Il soutient que les moyens soulevés par Mme B... ne sont pas fondés.
Par un courrier du 6 juin 2024, les parties ont été informées, en application de l'article R. 611-7 du code de justice administrative, que la cour était susceptible de relever d'office le moyen d'ordre public tiré de ce que l'auteure de l'ordonnance attaquée était incompétente au regard des dispositions de l'article R. 222-1 du code de justice administrative dès lors que la requête n'entrait pas dans le champ du 7° de cet article.

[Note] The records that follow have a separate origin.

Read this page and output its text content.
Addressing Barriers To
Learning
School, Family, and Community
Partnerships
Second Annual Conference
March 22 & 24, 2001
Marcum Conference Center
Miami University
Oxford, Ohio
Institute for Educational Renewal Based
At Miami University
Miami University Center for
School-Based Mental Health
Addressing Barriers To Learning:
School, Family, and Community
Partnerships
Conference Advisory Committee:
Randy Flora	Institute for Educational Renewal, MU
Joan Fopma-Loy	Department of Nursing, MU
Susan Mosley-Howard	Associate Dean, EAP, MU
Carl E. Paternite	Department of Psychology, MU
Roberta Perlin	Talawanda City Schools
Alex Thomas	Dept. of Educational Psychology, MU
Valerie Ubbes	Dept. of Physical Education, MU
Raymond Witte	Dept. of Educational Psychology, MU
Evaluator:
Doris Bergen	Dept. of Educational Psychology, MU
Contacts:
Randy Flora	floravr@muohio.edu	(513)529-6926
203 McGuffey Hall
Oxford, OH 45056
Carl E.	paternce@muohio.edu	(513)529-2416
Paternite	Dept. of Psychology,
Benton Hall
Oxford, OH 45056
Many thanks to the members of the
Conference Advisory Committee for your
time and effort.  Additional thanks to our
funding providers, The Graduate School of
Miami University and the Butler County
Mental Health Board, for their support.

Vu les autres pièces du dossier.
Vu :
- le code civil ;
- le décret n° 93-1362 du 30 décembre 1993 ;
- le code de justice administrative.
Le président de la formation de jugement a dispensé le rapporteur public, sur sa proposition, de prononcer des conclusions à l'audience
Les parties ont été régulièrement averties du jour de l'audience.
Le rapport de M. Rivas a été entendu au cours de l'audience publique.
Considérant ce qui suit :
1. Mme A... B..., ressortissante russe née en 1990 résidant en France au bénéfice d'une carte de séjour pluriannuelle, a sollicité sa naturalisation auprès du préfet des Bouches-du-Rhône le 21 août 2019. Par une décision du 28 juillet 2022 le ministre de l'intérieur et des outre-mer lui a indiqué qu'il procédait au classement sans suite de sa demande. Par une nouvelle décision du 6 octobre 2022, en réponse au recours administratif présenté par Mme B..., et au terme d'un nouvel examen, le ministre a décidé de maintenir sa décision. Par une ordonnance du 23 décembre 2022 intervenue sur le fondement du 7° de l'article R. 222-1 du code de justice administrative, la présidente de la 2ème chambre du tribunal administratif de Nantes a rejeté sa demande d'annulation de cette décision du 6 octobre 2022. Mme B... relève appel de cette ordonnance.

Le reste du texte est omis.